Companies that use artificial intelligence to transform their business could be the next crop of firms to benefit from investors’ enthusiasm for the technology, according to a top JPMorgan Chase & Co. executive.
Investors solely focusing on chipmakers or cloud computing providers that are facilitating the creation of new AI models is “not the right approach going forward,” said Caroline Pötsch-Hennig, who leads JPMorgan’s private bank in Germany. Instead, they should also look out for “the adopters” of the new technology, Pötsch-Hennig said at a Bloomberg New Voices event in Frankfurt.
Some of the companies behind the AI boom have seen massive share price increases in recent months, with Nvidia Corp. recently notching a $3 trillion market capitalization as investors’ excitement for the technology has grown. The server maker Super Micro Computer Inc. is the S&P 500 Index’s best performer so far this year.
Now, though, a growing number of investors are looking for other ways to bet on AI’s potential. For instance, JPMorgan has previously said that some trading clients are piling into commodities, anticipating that the infrastructure needed for the technology will bolster demand for energy and equipment.

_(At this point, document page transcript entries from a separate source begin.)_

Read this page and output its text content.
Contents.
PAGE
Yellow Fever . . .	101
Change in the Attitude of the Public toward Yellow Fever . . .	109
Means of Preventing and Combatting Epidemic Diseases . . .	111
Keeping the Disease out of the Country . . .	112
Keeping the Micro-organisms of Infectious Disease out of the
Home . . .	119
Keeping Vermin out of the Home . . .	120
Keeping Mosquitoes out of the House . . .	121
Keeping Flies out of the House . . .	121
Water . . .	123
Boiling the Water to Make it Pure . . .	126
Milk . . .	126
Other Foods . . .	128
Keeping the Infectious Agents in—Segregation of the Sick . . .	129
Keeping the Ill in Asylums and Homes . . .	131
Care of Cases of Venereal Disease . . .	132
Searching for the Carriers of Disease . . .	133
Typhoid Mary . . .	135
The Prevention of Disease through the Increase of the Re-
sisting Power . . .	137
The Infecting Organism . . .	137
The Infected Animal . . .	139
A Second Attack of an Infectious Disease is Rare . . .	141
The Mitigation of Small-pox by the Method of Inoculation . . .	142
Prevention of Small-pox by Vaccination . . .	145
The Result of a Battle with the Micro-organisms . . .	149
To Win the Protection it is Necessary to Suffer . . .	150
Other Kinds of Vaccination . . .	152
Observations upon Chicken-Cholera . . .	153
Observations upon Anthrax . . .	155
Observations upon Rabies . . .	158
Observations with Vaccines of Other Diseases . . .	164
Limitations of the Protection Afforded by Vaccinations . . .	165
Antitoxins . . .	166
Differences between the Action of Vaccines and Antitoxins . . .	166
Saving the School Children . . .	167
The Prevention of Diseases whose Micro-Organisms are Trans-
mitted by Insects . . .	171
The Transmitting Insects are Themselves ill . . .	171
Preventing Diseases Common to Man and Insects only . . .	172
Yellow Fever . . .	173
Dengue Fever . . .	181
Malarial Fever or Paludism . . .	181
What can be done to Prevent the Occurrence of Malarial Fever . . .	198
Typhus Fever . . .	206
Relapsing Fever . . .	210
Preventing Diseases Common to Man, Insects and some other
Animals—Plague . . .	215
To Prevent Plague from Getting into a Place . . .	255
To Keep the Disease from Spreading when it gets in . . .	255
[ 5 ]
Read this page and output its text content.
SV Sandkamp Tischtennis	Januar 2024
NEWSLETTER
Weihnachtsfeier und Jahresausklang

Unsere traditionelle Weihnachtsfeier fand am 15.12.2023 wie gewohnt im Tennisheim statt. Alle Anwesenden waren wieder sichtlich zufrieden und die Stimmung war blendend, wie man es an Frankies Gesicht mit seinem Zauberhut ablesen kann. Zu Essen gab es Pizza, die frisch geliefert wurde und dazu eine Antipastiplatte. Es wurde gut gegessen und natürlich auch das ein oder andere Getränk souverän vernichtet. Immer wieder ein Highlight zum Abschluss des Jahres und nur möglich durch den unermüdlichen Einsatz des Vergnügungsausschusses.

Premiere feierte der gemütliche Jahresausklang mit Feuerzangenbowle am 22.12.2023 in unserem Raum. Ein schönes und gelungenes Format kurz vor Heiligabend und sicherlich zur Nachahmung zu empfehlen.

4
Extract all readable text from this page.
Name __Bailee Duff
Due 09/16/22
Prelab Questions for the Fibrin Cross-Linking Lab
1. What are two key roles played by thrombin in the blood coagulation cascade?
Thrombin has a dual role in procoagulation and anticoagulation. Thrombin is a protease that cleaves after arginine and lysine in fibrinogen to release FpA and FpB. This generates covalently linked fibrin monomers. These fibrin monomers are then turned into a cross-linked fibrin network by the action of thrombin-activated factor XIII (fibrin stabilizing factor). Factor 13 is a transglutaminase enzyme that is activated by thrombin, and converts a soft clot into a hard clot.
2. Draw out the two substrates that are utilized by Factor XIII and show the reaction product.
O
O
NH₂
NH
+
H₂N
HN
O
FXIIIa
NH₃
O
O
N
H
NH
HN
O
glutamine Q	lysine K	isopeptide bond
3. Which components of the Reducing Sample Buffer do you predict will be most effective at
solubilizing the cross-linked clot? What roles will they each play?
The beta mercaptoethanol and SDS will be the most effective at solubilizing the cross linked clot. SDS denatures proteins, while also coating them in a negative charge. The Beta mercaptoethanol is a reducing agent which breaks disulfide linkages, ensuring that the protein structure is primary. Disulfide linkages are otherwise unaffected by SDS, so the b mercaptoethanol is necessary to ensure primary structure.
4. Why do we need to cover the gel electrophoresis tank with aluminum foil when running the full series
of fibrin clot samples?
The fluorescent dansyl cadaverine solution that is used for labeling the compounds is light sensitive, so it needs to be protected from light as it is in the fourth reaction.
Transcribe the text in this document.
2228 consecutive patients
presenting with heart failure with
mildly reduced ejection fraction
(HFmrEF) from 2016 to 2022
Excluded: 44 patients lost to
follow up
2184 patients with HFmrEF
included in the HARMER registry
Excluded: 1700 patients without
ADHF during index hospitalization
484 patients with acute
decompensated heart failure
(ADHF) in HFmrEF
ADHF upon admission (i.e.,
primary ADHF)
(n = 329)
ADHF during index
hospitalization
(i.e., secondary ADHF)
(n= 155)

Apple Inc. shares rose to a record earlier this week after it unveiled some long-awaited new artificial intelligence features. JPMorgan’s own Chief Executive Officer Jamie Dimon recently said AI has “unbelievable” potential for the banking industry as the technology gets deployed across functions like risk, fraud, marketing, and customer relations.
“You need to look at the companies that have the balance sheet and have the cash to fund the technological innovation,” said Mirjam Staub-Bisang, who leads BlackRock Inc.’s business in Switzerland. “To do that investment today, you can reap the benefits for years from now.”